Ah, o Diário Oficial (eletrônico). Fonte de informação e de risos.

Da série “eu morro e não vejo tudo”, a insólita petição de um autor masoquista que ajuiza ação e pede para ser condenado.

E, olhem, eu não duvido nada,  deve ter requerido sucumbência de 20%.

12 Respostas para “MASOQUISMO PURO”

  1. Pagani diz:

    Parafraseando um texto que li no seu blog, a pedra do anel do referido bacharel deve ser vermelha…. Vermelha de vergonha…
    Como diz uma amigo meu, quanto maior o anel, mais analfabeto é o bacharel….

  2. Carlos Zamith Junior diz:

    Pois é, Pagani, falando em cor, eu fiquei roxo de tanto rir.
    Abraços.

  3. karlos batista diz:

    Assim não há exame da ordem que arrume….
    abraços

  4. Grippa diz:

    Dr. nada a ver com o tema.. o Sr. não vai comentar a exoneração do promotor paulista Thales ?

    abraço

  5. Carlos Zamith Junior diz:

    Grippa, sem formalismo, tá?
    Sem conhecer o conteúdo do processo acho temeroso expor opinião sobre o caso.
    Se fosse analisar na base do “eu acho”, diria que a atitude do promotor mostrou-se incompatível com a carreira e que o desvitaliciamento foi justo.
    Andar armado por aí, como se estivéssemos no velho oeste, não me parece correto, como também entendi um absurdo o caso do policial militar que matou um jovem na saída de uma boate, no RJ, acrescentando-se que ele fazia guarda pessoal do filho de uma promotora de justiça.
    Pera lá, não é muito abuso?
    abraços.

  6. Débora diz:

    Eu já li por aí que o Thales estava saindo do trabalho e foi buscar a namorada, por isso, estava armado.
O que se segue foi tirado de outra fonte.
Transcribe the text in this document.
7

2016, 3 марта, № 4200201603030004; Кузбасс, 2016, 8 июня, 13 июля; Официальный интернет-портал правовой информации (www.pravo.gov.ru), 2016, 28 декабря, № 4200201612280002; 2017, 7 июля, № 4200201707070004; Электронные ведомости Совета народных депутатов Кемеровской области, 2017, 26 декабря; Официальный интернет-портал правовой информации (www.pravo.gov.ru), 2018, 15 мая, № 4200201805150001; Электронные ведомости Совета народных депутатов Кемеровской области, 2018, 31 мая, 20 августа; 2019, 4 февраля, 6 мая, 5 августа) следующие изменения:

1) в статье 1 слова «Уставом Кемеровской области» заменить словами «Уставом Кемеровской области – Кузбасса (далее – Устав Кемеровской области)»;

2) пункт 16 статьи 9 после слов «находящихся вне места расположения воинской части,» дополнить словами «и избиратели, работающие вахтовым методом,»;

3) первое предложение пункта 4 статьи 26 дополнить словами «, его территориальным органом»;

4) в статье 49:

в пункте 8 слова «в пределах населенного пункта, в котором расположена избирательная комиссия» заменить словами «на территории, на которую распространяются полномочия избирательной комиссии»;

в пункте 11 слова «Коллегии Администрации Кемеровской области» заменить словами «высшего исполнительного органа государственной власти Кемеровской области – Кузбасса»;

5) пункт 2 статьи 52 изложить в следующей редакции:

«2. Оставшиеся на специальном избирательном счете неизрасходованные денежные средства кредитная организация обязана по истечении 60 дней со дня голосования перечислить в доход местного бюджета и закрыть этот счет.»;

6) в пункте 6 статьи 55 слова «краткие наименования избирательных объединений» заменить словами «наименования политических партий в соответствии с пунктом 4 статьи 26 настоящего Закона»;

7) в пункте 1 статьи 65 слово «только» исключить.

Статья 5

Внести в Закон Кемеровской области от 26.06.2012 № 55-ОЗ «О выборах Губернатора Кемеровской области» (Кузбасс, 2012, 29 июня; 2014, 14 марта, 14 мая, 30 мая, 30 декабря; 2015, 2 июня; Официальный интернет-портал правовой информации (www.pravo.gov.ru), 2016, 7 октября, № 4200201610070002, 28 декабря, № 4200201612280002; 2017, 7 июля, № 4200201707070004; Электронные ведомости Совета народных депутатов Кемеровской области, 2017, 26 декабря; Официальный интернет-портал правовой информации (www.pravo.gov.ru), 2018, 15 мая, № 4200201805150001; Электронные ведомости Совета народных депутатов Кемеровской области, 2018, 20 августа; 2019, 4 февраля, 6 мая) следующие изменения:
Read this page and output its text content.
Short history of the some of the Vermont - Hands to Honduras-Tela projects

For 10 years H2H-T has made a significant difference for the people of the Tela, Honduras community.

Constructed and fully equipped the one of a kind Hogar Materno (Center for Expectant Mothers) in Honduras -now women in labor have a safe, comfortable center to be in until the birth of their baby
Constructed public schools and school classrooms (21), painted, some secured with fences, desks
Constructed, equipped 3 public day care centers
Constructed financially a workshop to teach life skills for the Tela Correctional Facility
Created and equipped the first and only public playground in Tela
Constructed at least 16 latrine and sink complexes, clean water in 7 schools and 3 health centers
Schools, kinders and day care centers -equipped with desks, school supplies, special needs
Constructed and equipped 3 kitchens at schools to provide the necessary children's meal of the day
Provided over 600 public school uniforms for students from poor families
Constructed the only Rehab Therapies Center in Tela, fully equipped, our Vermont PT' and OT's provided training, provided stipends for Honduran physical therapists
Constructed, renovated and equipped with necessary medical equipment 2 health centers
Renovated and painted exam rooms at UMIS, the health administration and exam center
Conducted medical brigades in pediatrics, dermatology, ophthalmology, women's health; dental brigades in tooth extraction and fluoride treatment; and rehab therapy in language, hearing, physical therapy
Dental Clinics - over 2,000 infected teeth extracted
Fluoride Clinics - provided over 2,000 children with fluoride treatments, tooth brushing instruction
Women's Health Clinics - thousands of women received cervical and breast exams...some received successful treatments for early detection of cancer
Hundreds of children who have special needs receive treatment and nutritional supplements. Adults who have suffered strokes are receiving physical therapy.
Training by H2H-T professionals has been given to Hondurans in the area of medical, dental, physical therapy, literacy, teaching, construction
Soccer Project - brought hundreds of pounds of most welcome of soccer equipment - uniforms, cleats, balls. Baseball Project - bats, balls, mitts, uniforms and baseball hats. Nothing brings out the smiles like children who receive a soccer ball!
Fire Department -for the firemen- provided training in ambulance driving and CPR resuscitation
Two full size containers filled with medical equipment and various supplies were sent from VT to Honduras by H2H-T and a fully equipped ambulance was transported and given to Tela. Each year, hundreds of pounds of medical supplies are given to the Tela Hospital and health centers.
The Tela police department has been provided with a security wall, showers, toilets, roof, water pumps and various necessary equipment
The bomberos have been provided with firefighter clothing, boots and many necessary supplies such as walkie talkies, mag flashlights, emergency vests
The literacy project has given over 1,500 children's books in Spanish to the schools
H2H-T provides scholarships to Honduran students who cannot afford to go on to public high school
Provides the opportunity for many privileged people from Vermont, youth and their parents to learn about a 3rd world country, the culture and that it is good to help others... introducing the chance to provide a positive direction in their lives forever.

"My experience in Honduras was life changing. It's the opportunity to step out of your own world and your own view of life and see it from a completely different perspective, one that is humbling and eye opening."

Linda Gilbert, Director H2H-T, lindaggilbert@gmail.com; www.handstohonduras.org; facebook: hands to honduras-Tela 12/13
E que foi abordado por diversos jogadores de basquete, sendo que a vítima sobrevivente, em juízo, confirmou que tentou desarmar o Thales e continuou tentando após ser alvejado.

    E cá entre nós, de que serve o porte de armas senão para usá-lo… não importa porque, ele tinha o direito e estava dentro do seu direito de andar armado. Acho que a imprensa não disse tudo a respeito do caso.

    Mas voltando ao tema do post, excelente, de novo!!!

  7. Mamed diz:

    Meu achismo sobreo caso do Promotor.

    Ao que eu li, o porteiro testemunha realmente depôs que os “bad-boys” lutadores de jiu-jitsu partiram para tentar desarmar o promotor.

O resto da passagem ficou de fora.